Call-centre scammers bought into bitcoins

A police officer looks at a chart showing suspects involved in the fraud and call centre scam, at the national police head office in Pathumwan. (Photo by Tawatchai Kemgumnerd)

An Indonesian and two Thais have been arrested for operating a call centre scam, allegedly impersonating government officials and tricking people into transferring money to the gang.

Police are hunting for another four accomplices who are still at large. All seven suspects are wanted on arrest warrants.

The arrested suspects were identified by police as Tommy Wu, an  Indonesian arrested at a house in Rarm Intra area of Bangkok, and Jirawat Klombang and Jirapat Kanarujinanon. They were apprehended in Chiang Mai and charged with fraud and impersonating government officials. 

Police also seized more than 100 items as evidence – mobile phones, notebook computers, 77 bankbooks,  and credit cards.

National police chief Chakthip Chaijinda said Mr Wu had enticed 7-8 Thais into his gang to operate a call centre using the Philippines and neighbouring countries as the base for their crimes.

Gang members would call intended victims in Thailand, pretending to be an official from the Post Office, the Department of Special Investigation or the police, and threatening to put them behind bars bcau they were found to be involved in organised crime. 

The victims were told to transfer money to the gang’s account to help prove their innocence and avoid arrest.

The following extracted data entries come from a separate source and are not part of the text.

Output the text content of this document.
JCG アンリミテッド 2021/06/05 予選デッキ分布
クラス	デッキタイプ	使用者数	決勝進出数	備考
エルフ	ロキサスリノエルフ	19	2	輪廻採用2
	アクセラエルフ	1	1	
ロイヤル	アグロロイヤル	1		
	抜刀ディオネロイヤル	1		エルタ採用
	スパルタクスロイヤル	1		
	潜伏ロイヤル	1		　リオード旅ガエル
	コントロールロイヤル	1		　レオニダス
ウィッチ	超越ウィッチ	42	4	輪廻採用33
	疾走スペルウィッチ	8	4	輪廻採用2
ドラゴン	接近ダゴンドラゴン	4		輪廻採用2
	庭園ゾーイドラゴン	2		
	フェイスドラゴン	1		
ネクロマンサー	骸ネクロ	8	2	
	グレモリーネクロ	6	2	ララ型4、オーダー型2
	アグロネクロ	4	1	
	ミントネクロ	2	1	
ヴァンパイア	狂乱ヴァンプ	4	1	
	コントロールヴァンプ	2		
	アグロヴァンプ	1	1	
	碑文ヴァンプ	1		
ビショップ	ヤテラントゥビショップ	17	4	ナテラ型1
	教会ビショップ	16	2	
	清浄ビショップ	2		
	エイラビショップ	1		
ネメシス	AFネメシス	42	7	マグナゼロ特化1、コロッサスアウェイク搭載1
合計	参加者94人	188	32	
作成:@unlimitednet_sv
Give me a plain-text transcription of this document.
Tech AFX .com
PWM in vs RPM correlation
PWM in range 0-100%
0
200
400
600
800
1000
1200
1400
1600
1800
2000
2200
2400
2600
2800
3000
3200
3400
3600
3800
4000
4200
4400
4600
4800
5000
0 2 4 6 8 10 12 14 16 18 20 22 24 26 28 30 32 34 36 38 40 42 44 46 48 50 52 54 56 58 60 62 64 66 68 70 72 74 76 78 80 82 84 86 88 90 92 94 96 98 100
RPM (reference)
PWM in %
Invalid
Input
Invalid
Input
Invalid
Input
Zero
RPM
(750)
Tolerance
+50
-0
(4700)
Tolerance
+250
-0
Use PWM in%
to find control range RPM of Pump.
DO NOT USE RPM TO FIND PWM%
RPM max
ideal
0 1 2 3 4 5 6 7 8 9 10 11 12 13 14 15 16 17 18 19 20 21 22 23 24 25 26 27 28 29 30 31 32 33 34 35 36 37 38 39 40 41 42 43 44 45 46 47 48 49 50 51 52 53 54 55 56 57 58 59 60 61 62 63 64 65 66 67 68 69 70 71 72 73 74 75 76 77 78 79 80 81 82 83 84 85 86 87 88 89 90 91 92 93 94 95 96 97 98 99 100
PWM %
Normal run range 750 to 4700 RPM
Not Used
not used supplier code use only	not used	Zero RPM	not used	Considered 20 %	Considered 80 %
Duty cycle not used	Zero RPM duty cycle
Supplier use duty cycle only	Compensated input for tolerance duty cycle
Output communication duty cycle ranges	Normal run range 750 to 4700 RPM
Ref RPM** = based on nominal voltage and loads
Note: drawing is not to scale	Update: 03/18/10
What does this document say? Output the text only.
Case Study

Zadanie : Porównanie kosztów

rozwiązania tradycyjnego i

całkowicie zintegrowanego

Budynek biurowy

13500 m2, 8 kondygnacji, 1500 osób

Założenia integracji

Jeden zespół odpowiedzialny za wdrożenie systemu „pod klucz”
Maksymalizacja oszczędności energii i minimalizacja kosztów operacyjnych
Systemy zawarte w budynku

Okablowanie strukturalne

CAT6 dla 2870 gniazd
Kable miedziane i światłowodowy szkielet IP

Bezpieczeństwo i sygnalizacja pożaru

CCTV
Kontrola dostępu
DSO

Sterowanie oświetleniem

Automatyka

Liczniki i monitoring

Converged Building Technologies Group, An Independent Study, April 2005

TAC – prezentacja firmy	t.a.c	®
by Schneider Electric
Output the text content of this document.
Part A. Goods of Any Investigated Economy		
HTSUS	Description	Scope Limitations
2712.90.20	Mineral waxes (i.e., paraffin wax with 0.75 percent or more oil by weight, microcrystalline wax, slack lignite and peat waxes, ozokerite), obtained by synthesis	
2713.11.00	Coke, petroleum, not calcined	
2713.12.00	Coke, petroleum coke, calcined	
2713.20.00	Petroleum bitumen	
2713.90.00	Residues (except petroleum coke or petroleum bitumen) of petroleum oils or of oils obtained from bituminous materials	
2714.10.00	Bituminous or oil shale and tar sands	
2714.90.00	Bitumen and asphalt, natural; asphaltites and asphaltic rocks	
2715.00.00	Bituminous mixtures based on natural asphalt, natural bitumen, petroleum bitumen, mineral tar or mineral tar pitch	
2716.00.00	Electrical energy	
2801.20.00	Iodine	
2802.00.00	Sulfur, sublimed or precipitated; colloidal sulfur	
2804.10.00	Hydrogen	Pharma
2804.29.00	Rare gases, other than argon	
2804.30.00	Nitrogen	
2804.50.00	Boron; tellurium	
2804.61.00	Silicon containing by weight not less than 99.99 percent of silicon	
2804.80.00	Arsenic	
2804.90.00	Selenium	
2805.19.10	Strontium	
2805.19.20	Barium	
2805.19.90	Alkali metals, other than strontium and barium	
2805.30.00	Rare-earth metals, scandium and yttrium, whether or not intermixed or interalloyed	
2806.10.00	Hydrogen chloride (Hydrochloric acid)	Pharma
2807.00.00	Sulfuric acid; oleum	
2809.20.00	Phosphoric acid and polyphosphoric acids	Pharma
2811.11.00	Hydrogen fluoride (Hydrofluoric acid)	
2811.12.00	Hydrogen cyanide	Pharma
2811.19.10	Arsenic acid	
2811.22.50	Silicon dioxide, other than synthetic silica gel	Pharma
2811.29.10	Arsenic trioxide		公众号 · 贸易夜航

Police said the money was transferred to the two arrested Thai suspects, who spent it to buy bitcoins and transferred their ownership to Mr Wu.

Acting deputy chief of the Tourism Bureau Surachet Hakpan said various police units coordinated on this raid. Police also worked with the Anti-Money Laundering Office (Amlo) to search 10 premises, which led to the seizure of 77 bank accounts holding deposits of around 77 million baht, six cars and two properties. The total seized assets were worth around 120 million baht.

He warned that people who agree to open bank accounts for use in scams should immediately cease doing so, or face legal action.

Peerapat Ingpongphan, a director of Amlo, said the office would return approximately 2 million baht to four victims within two weeks. The office was now monitoring 400,000 accounts nationwide that had suspicious transactions. Those accounts would be examined to prevent them being used as a channel for fraud.